Frequency of activation of motor units
All the motor units are not activated in unison, they only do so to achieve a maximum effort: in submaximal contractions, some motor units are at rest, while others produce the necessary force.
The active and resting motor units exchange their role frequently, so that fatigue of these units is avoided.
Frequency of fibre activation
While greater force production can be achieved by increasing the number of motor units fired simultaneously, it is also possible to generate more force by having each motor unit fired produce more tension.
This is achieved by increasing the rate of discharge produced by the motor nerve.
Intermuscular coordination
It refers to what we know as coordination of movements, that is, of the adjusted participation in time and intensity of the agonist and antagonist muscles that intervene in a sporting gesture.
In untrained subjects, training with loads produces an increase in strength based not only on an increase in the activation of the agonist muscles, but also on the relationship between these and the antagonists.
Muscle spindles
This proprioceptor sensory receptor has the function of inhibiting the muscles antagonistic to the movement that is produced and this is produced by relaxing it so that the movement can be carried out efficiently.
Myotatic Reflex and Muscle Elasticity
The force generated by a muscle is clearly greater when, prior to its contraction, it undergoes rapid stretching. Part of this increase in force can be caused by the myotatic reflex and another part by muscle elasticity.
Myotatic Reflex
When a muscle is suddenly extended and then contracts in times of less than 200 ms, with stretching, the muscle spindle fibres are also stretched and immediately send a contraction stimulus.

Muscular Elasticity
It is given by the ability of the muscle to recover the initial degree of extension after a stretch.

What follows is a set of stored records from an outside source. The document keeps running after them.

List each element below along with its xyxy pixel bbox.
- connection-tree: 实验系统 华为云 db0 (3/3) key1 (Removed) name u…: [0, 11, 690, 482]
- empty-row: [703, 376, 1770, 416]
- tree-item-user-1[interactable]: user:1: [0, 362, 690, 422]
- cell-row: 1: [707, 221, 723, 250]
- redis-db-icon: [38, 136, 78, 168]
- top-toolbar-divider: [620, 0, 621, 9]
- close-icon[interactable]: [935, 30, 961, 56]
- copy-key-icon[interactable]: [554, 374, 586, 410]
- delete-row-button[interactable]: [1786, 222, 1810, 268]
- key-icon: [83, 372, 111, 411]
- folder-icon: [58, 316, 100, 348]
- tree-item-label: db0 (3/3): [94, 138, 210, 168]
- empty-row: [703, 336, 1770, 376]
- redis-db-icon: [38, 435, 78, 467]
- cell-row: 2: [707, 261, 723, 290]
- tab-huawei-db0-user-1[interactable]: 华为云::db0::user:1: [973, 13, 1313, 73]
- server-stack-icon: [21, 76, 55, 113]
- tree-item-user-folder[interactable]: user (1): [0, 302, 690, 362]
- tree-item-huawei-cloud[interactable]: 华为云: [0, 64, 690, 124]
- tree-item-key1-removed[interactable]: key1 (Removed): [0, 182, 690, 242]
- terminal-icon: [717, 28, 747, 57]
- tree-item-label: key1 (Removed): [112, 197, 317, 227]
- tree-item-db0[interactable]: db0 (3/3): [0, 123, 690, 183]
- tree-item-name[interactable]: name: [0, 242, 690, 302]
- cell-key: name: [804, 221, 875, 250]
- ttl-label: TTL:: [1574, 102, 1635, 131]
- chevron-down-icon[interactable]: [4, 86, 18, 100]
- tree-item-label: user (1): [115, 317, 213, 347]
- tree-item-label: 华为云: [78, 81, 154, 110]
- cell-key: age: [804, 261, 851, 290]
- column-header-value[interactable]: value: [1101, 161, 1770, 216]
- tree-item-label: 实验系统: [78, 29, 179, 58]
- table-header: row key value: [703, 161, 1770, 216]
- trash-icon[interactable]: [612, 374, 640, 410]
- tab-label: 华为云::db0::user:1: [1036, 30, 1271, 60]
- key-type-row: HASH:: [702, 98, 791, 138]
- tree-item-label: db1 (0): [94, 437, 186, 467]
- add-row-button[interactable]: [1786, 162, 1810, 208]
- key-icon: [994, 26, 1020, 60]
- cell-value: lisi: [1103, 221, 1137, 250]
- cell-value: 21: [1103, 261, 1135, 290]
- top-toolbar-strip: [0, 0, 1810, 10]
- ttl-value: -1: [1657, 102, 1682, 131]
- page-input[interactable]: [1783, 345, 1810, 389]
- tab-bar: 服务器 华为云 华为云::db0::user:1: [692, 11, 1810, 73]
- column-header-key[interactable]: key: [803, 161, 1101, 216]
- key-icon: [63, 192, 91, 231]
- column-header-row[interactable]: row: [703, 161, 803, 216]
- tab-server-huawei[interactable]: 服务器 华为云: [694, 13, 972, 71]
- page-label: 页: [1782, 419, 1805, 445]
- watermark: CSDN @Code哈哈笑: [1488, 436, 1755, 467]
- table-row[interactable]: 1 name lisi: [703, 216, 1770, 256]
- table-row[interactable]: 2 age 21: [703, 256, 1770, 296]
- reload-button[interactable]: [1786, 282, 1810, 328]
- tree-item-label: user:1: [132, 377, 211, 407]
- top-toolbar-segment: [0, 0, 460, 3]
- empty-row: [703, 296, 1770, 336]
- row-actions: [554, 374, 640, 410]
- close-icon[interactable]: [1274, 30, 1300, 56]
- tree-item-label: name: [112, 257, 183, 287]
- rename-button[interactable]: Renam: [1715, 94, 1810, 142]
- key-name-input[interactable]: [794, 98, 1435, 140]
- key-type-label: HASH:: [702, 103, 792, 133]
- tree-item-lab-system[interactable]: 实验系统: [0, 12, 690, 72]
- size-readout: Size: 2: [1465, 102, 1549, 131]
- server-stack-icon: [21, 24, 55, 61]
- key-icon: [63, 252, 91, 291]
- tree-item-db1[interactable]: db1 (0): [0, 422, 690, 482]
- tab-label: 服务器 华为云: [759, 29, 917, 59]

When a muscle stretches, it stretches itself and its connective tissue, accumulating in it an elastic energy, which will be returned with the concentric contraction of the muscle, increasing the intensity of the force.
This potential energy that accumulates with muscle stretching will cause a plus of strength, as long as the period of passage between the eccentric and concentric phases is short, otherwise it will dissipate as heat. Furthermore, the amount of elastic energy stored depends on the force developed at the end of the stretch, the speed of the stretch, the length of the stretch, etc.
The use of the Myotatic Reflex and Muscular Elasticity, are extremely useful in most sports, since in almost all sports movements there is a pre-stretch.
Bibliographic sources
- Barbier, Miguel. La Fuerza y la musculación en el deporte. Sistemas de entrenamiento con cargas. Madrid: Librerías Deportivas Esteban Sanz, 2000. Print.